The top of the market remained slow in February. Most buyers in the $10,000,000 and up range do not have to buy. They can usually stay where they are, at least for a while. And so they did, indicating a willingness to wait out the prices they saw as excessive. In February, the mid-sized apartments, five to seven rooms, began trading again after months of inactivity. The buyer for those units bid low, and sometimes stayed with his first bid, either responding slightly or not at all to the seller’s counter. And some of those buyers got those apartments for 15% or 20% below the asking, at prices not seen since 2003 or 2004.

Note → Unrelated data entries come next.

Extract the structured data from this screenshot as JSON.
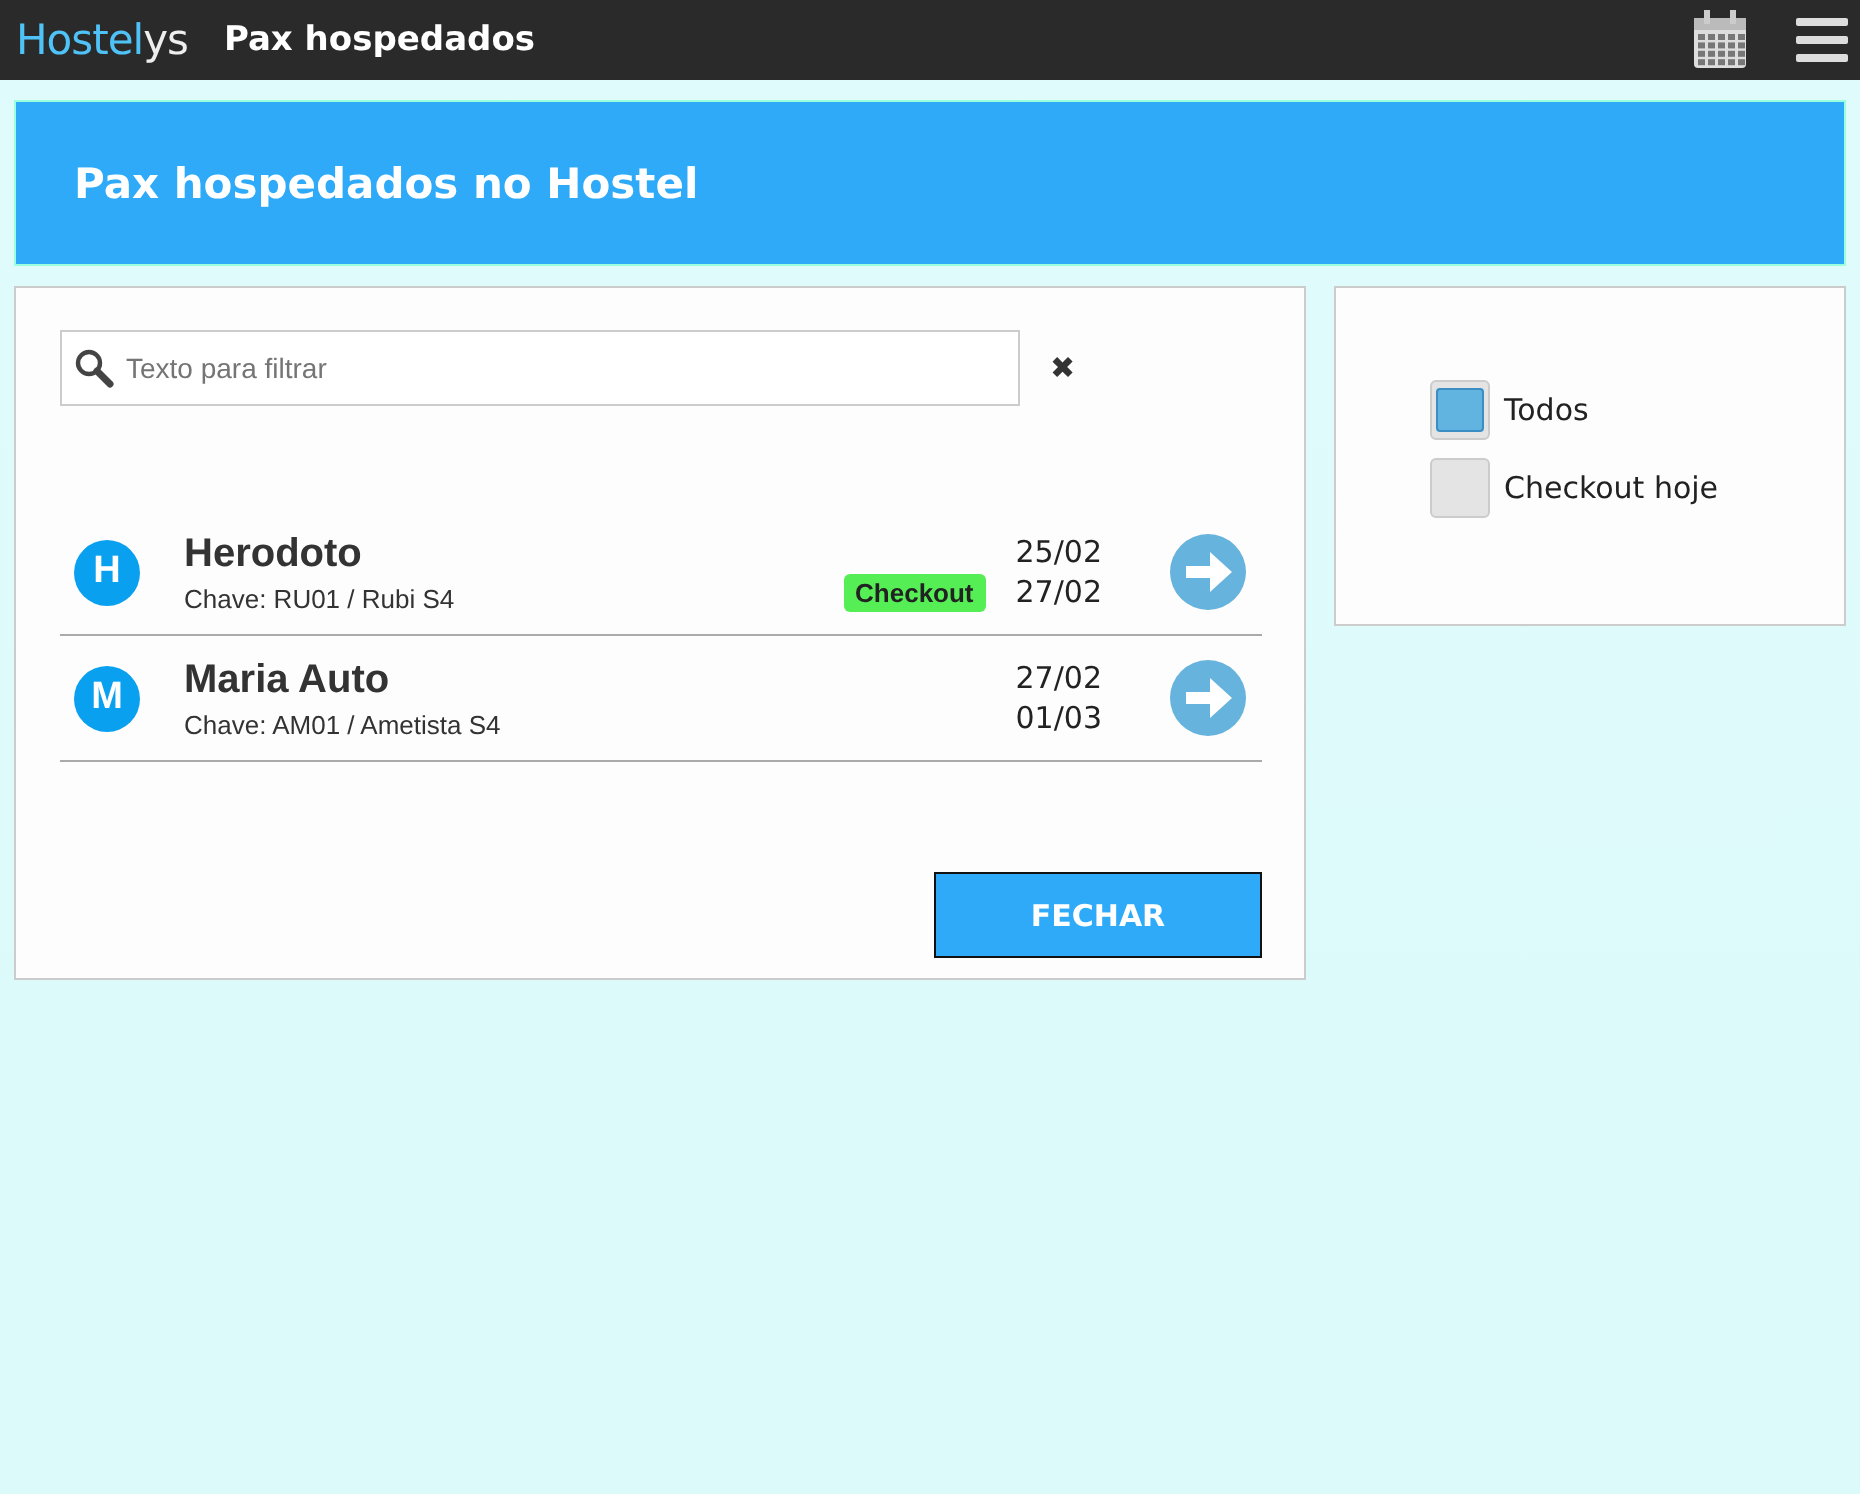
{
  "header": {
    "logo": {
      "main": "Hostel",
      "suffix": "ys"
    },
    "title": "Pax hospedados"
  },
  "banner": {
    "title": "Pax hospedados no Hostel"
  },
  "search": {
    "placeholder": "Texto para filtrar",
    "clear": "✖"
  },
  "guests": [
    {
      "initial": "H",
      "name": "Herodoto",
      "key": "Chave: RU01 / Rubi S4",
      "badge": "Checkout",
      "checkin": "25/02",
      "checkout": "27/02"
    },
    {
      "initial": "M",
      "name": "Maria Auto",
      "key": "Chave: AM01 / Ametista S4",
      "checkin": "27/02",
      "checkout": "01/03"
    }
  ],
  "close_button": "FECHAR",
  "filters": [
    {
      "label": "Todos",
      "selected": true
    },
    {
      "label": "Checkout hoje",
      "selected": false
    }
  ]
}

Warburg saw February 2009 deal volume at 90% of February 2008. Then, in the first week of March, the stock market plunged again. Buyers rushed back to the sidelines, and deals struck in late February were re-negotiated down before the buyers would sign. With no sense of urgency, buyers sat on contracts for weeks without signing, waiting to see what would happen next.

As the market rose in the second half of March, so did buyer activity. The February national real estate numbers came in unexpectedly strong. At all levels of the market, prices are being reduced and sellers acknowledge the reality that everything is highly negotiable. In response, buyers are making offers. And they are making deals. The process is arduous.  Financing remains difficult to come by.  It is a two steps forward, one step back environment, but now, after months of paralysis and months of confusion in the wake of the Lehman collapse, at least the market is moving forward.